Existing memories may be classified into volatile working memories (such as static random access memories (SRAMs) and dynamic random access memories (DRAMs)) and nonvolatile storage memories (such as NAND flash memories and hard disk drives (HDDs)). The volatile memories consume large energy due to leakage current in the SRAMs and refresh current in the DRAMs.
In order to solve this problem, various kinds of nonvolatile memories have been considered as working memories that replace the SRAMs and the DRAMs.
The working memories, however, are accessed more often in an active state than in a standby state. Since a large writing charge (Qw) is required in the active state, energy required for a write operation increases. As a result, the energy saved during the standby state due to the nonvolatile characteristic is completely consumed in the active state, and therefore the total energy consumption is difficult to be decreased. This is called “nonvolatile memories' historical dilemma.” No existing product has solved this problem.

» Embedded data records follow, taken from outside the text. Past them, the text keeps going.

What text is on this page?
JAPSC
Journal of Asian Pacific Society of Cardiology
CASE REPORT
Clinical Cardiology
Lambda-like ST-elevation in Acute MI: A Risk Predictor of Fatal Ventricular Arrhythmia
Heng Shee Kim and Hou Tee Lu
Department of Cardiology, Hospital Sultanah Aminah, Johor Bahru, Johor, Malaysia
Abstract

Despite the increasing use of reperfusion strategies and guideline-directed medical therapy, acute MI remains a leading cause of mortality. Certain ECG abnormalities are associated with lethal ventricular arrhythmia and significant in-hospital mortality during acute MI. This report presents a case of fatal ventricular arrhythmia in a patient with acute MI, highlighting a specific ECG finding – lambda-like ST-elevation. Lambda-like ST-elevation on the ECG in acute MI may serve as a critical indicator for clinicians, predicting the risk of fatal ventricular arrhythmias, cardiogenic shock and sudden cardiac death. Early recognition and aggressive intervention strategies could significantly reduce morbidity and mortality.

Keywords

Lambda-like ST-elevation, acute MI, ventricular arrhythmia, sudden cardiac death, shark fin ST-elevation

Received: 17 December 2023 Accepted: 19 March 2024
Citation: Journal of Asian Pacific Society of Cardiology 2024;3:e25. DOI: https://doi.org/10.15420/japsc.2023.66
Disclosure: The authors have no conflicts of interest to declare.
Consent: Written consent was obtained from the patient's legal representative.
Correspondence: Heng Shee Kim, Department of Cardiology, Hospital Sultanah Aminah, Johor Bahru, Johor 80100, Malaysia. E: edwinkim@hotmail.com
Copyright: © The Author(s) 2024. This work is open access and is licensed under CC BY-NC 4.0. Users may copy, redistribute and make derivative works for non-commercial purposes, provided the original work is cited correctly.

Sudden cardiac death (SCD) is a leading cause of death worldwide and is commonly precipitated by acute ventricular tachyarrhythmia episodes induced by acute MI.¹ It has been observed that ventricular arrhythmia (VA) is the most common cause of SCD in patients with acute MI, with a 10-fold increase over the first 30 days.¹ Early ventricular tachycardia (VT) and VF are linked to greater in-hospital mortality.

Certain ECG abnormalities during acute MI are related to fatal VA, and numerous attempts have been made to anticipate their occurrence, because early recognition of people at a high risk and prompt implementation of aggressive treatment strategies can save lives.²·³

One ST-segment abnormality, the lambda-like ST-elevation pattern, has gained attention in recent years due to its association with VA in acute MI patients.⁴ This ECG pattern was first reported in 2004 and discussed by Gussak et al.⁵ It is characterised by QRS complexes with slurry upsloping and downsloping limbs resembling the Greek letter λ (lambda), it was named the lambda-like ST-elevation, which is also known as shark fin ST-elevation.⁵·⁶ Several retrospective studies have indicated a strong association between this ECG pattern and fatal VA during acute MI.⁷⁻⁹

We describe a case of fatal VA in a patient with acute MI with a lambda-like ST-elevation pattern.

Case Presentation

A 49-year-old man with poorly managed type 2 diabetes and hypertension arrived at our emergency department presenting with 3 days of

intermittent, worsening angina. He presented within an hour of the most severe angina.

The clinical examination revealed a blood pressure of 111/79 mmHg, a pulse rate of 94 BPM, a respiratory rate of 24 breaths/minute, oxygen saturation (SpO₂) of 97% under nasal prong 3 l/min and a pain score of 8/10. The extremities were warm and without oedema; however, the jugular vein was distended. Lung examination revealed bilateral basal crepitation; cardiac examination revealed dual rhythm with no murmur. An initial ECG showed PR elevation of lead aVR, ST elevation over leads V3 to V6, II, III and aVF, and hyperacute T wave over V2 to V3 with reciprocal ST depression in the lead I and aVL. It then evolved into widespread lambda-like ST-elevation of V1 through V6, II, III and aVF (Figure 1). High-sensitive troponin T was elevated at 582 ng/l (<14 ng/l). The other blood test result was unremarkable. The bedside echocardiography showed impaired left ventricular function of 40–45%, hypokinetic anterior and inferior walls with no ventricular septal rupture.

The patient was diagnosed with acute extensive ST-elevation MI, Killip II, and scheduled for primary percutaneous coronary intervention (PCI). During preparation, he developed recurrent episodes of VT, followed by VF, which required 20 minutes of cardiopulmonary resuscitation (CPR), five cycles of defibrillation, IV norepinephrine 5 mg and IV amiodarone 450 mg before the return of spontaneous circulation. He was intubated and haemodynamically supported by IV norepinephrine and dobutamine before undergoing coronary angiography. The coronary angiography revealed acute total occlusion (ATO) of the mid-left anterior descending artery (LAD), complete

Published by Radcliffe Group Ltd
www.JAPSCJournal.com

Recently performed experimental simulations using best data may be solving the problem to reduce energy consumption, in which a STT (spin transfer torque)-MRAM (Magnetic Random Access Memory) is used as a lowest level cache memory (LLC (Last Level Cache)).
If a STT-MRAM is used as a cache memory in a layer higher than the LLC, however, the frequency at which it is accessed considerably increases. Therefore, considerable energy is consumed. As a result, the aforementioned energy consumption problem may not be solved.